1. Both Statement I and Statement II are true
2. Both Statement I and Statement II are false
3. Statement I is true but Statement II is false
4. Statement I is false but Statement II is True

Correct Answer: 1

 

Explanation:

• Statement I is true:Active collections (also called working collections) are maintained for medium-term conservation (2–10 years) at reduced temperature and humidity. They are regularly used for research, characterization, evaluation, and distribution to bona fide users (breeders, researchers).
• Statement II is true:Base collections are maintained for long-term conservation (15 years or more, often up to 50–100 years) under optimal conditions (e.g., -20°C, low humidity).

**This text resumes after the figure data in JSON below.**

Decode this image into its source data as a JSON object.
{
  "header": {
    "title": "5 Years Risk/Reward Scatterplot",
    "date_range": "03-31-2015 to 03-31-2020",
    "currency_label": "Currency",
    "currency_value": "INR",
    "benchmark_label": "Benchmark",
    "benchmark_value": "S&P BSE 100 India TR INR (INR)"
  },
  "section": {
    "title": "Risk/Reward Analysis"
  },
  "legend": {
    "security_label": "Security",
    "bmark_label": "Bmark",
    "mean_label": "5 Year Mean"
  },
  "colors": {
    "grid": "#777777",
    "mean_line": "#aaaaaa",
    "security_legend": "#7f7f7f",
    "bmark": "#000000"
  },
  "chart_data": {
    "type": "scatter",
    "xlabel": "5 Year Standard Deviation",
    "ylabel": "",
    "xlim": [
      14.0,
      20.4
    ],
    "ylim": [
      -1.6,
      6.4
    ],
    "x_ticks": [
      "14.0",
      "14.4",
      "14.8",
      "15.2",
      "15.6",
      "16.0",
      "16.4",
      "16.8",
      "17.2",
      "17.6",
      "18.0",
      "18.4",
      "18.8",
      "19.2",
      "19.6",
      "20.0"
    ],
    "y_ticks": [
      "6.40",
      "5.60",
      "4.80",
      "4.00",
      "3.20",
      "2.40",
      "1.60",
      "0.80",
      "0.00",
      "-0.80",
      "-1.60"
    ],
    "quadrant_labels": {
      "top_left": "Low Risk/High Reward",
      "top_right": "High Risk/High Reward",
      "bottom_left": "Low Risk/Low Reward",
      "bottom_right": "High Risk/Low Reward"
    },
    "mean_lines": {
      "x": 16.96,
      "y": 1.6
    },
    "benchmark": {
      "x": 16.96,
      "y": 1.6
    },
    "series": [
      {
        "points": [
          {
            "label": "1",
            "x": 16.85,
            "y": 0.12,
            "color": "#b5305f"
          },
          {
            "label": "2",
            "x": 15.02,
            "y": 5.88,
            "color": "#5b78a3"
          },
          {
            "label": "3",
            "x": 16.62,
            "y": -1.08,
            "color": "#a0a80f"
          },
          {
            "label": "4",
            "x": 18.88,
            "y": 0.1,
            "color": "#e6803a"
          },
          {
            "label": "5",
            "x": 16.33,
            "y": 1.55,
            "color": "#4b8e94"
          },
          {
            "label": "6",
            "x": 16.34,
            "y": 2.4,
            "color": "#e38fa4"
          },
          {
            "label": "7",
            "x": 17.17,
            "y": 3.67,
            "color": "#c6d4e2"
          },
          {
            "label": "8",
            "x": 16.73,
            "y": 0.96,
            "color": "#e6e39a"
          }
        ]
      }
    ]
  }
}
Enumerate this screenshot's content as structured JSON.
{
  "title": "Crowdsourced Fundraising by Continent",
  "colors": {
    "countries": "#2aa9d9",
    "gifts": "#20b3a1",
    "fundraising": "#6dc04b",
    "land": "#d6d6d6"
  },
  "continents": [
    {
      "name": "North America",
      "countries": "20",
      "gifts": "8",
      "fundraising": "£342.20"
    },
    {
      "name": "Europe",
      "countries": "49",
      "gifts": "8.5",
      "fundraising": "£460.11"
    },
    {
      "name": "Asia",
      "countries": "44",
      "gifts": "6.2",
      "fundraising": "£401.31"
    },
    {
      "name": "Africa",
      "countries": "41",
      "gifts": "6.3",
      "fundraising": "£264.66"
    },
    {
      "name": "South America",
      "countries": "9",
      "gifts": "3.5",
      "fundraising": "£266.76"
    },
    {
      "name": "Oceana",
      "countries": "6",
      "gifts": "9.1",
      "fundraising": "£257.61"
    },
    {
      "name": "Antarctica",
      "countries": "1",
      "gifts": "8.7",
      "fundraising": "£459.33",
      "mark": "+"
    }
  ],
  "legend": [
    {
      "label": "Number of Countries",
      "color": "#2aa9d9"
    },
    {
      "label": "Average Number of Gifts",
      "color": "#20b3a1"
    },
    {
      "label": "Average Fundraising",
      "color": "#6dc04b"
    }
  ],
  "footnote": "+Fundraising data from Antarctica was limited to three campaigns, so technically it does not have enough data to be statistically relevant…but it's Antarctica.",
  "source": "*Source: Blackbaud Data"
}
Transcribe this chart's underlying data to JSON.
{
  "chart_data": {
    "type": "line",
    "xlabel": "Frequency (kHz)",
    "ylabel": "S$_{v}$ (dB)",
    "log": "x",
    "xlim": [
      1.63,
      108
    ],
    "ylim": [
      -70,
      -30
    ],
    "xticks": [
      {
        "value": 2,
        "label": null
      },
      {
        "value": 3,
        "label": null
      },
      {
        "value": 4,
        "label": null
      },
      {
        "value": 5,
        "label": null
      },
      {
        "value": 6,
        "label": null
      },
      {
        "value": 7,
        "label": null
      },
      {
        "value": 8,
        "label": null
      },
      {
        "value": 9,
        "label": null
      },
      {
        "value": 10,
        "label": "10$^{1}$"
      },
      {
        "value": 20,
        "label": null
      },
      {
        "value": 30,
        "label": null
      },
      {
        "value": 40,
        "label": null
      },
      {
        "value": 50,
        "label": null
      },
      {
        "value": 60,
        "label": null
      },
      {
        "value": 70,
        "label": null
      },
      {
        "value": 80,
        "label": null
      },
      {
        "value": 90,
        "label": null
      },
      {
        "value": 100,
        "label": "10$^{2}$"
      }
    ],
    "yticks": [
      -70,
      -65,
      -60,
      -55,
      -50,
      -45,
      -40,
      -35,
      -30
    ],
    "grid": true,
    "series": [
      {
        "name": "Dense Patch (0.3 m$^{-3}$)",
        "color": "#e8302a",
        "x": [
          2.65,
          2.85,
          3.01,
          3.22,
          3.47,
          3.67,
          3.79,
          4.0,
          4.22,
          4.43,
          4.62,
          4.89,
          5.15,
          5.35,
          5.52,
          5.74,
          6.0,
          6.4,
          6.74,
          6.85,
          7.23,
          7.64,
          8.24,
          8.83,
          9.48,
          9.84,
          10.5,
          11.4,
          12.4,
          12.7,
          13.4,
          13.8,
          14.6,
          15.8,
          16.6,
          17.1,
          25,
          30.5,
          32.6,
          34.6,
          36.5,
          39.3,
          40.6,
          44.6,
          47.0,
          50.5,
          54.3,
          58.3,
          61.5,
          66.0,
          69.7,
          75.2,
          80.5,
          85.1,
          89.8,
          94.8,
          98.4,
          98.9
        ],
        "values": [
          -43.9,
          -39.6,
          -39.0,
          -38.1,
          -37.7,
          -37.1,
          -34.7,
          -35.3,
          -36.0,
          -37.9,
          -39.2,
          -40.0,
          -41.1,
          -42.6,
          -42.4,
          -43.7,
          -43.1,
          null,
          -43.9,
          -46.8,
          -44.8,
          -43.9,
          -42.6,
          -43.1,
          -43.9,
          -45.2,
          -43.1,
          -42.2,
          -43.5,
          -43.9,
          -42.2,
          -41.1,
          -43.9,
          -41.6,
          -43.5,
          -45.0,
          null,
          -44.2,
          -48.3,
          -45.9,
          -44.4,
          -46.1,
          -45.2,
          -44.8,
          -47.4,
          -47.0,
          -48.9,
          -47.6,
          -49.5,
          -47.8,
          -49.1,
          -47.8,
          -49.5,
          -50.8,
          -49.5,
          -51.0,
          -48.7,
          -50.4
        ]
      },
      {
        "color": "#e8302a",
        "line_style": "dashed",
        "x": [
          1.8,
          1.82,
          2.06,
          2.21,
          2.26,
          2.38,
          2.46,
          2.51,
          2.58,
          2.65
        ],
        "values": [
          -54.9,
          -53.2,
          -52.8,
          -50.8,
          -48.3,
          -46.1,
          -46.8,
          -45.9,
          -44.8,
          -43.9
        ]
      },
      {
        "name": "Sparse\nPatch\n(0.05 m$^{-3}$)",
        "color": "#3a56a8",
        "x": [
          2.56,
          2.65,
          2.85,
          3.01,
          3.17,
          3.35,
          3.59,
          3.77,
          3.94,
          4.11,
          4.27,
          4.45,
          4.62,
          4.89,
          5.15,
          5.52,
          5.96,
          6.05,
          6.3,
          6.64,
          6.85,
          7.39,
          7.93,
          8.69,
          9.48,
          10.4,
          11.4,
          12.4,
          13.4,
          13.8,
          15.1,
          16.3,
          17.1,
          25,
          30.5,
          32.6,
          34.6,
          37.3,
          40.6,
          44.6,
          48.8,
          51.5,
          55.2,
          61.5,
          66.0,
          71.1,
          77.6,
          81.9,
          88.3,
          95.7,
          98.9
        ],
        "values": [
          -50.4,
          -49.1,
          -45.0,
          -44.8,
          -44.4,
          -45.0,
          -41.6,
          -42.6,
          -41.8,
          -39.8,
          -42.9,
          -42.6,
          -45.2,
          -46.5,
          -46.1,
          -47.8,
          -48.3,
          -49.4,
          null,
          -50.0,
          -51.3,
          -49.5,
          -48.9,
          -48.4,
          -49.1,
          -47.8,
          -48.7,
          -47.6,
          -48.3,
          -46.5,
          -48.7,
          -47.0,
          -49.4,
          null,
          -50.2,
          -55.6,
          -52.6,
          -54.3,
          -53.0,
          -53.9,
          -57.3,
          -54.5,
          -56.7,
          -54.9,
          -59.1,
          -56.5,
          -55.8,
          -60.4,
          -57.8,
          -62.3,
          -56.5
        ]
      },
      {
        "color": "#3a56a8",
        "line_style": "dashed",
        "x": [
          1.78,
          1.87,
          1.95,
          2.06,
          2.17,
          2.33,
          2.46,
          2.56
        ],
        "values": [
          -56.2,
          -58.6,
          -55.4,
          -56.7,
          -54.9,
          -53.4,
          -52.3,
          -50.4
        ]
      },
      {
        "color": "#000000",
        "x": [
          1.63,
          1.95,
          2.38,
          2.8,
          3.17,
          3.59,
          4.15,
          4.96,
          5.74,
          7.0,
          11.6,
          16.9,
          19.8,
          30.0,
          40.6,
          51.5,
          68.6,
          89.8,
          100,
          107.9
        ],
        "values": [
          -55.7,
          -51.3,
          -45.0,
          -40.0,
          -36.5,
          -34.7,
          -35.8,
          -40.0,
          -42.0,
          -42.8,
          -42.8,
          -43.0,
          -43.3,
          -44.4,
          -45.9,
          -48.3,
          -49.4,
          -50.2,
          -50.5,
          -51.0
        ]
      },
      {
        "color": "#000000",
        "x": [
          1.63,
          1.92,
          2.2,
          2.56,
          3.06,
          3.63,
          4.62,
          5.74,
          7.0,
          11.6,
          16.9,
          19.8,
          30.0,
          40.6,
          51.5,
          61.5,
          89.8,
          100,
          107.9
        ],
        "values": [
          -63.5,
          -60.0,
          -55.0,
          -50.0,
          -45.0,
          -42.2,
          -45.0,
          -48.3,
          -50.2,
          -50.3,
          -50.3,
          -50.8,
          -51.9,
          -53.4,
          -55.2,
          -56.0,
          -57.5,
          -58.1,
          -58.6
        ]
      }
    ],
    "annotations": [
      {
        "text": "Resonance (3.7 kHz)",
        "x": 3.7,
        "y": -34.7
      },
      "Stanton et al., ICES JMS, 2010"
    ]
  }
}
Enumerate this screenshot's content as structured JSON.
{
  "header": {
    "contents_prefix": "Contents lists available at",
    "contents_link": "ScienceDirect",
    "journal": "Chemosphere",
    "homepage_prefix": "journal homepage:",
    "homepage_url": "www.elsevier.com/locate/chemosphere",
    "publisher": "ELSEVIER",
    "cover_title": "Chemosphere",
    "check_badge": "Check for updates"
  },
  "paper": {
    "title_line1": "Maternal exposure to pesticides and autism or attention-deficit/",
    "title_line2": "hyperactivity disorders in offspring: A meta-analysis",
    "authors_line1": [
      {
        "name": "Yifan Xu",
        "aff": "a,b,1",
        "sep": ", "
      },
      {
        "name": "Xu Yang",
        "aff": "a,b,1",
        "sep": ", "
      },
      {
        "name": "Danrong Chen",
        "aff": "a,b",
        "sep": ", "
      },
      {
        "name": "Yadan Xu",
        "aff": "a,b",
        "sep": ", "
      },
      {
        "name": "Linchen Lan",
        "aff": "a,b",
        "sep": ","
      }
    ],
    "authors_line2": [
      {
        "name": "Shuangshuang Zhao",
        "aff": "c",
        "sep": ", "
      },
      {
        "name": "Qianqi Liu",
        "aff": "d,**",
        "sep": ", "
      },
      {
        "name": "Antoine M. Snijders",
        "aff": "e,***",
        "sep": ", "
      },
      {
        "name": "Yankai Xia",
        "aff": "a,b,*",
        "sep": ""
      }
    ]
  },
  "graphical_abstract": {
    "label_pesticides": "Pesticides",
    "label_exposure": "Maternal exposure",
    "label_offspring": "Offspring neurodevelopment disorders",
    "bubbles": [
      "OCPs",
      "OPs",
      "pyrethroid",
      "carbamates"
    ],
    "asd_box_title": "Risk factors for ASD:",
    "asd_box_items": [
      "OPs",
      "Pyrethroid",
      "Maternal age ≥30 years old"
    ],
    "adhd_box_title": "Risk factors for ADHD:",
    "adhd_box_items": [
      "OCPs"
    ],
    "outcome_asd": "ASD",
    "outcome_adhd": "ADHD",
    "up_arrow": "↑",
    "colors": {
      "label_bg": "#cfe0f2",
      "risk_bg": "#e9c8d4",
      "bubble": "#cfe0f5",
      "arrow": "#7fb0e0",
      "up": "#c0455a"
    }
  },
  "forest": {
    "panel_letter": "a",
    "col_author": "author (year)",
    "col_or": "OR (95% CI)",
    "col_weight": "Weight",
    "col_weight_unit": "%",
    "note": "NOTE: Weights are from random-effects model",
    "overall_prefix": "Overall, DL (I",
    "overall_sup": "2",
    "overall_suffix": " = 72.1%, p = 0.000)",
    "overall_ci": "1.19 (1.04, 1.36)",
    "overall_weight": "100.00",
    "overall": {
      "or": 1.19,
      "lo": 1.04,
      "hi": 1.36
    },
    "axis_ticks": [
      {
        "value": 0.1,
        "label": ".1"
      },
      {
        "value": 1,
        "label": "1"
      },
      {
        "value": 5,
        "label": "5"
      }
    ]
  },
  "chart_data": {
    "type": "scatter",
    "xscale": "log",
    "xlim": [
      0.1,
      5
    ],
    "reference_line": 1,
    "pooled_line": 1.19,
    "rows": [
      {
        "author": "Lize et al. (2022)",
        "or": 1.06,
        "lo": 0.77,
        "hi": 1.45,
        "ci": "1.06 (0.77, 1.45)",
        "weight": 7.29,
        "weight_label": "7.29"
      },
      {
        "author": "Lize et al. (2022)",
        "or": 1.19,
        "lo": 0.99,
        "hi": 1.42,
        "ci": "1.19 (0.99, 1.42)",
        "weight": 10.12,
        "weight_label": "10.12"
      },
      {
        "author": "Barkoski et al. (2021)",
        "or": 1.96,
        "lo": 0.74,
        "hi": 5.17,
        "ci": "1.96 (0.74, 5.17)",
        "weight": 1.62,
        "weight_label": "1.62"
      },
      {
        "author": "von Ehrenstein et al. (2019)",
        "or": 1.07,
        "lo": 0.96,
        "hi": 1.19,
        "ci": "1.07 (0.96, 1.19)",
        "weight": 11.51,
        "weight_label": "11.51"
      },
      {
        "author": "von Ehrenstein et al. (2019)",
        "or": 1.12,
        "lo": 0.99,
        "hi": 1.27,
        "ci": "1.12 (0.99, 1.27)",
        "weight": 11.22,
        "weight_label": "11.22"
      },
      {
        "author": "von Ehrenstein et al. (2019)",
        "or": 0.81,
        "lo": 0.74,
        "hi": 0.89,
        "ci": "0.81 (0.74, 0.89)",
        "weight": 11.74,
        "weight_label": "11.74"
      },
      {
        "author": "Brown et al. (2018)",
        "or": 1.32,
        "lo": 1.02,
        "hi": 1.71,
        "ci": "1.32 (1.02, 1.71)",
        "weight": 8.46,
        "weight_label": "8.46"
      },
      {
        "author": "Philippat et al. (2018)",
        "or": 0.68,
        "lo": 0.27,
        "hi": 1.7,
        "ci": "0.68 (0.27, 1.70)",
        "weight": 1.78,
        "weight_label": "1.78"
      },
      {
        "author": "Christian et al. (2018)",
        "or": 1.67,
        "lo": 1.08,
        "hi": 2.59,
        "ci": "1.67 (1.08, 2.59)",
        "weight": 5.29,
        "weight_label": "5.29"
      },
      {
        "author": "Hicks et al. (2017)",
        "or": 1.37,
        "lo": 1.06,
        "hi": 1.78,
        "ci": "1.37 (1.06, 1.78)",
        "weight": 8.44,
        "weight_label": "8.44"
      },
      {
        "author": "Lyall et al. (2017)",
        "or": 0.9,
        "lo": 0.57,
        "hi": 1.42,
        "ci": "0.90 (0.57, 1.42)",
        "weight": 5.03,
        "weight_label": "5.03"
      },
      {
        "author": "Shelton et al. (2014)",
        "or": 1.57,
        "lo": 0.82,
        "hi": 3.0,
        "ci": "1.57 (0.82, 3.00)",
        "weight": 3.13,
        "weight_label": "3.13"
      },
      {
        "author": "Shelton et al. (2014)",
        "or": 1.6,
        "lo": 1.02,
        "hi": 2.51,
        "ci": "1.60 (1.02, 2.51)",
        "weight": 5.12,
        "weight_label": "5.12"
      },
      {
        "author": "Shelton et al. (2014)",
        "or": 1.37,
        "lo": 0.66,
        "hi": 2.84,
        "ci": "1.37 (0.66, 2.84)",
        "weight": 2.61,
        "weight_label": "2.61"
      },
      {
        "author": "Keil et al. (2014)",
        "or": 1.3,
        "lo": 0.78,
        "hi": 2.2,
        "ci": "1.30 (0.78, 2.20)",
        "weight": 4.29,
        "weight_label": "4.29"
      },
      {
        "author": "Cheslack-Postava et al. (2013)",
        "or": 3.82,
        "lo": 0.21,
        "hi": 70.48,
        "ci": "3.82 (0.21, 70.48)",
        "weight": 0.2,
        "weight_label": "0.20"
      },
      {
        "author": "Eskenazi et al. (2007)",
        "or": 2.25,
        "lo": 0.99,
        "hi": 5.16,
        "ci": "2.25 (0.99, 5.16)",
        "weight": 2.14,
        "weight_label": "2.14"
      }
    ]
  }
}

They serve as safety backup to prevent genetic erosion and ensure long-term preservation of genetic resources.
• Therefore, both statements are true → Option 1.

 

 

Question 40

Statement I: The process of CTC in tea stands for Crushing, Tearing and Curling.
Statement II: The process of CTC in tea stands for Curling, Tearing and Crushing.

Options:

1. Both Statement I and Statement II are true
2. Both Statement I and Statement II are false
3. Statement I is correct but Statement II is false
4. Statement I is incorrect but Statement II is True

Correct Answer: 3

 

Explanation:

• CTCstands for Crushing, Tearing, and Curling – a mechanical process used in tea manufacturing to produce black tea (especially for tea bags).
• Process:Tea leaves are passed through cylindrical rollers with sharp teeth that crush, tear, and curl the leaves into small, even pellets. This increases surface area and accelerates oxidation (fermentation).
• Statement I is correct(Crushing, Tearing, Curling).
• Statement II is false(Curling, Tearing, Crushing is incorrect order).
• Therefore, Statement I is correct but Statement II is false → Option 3.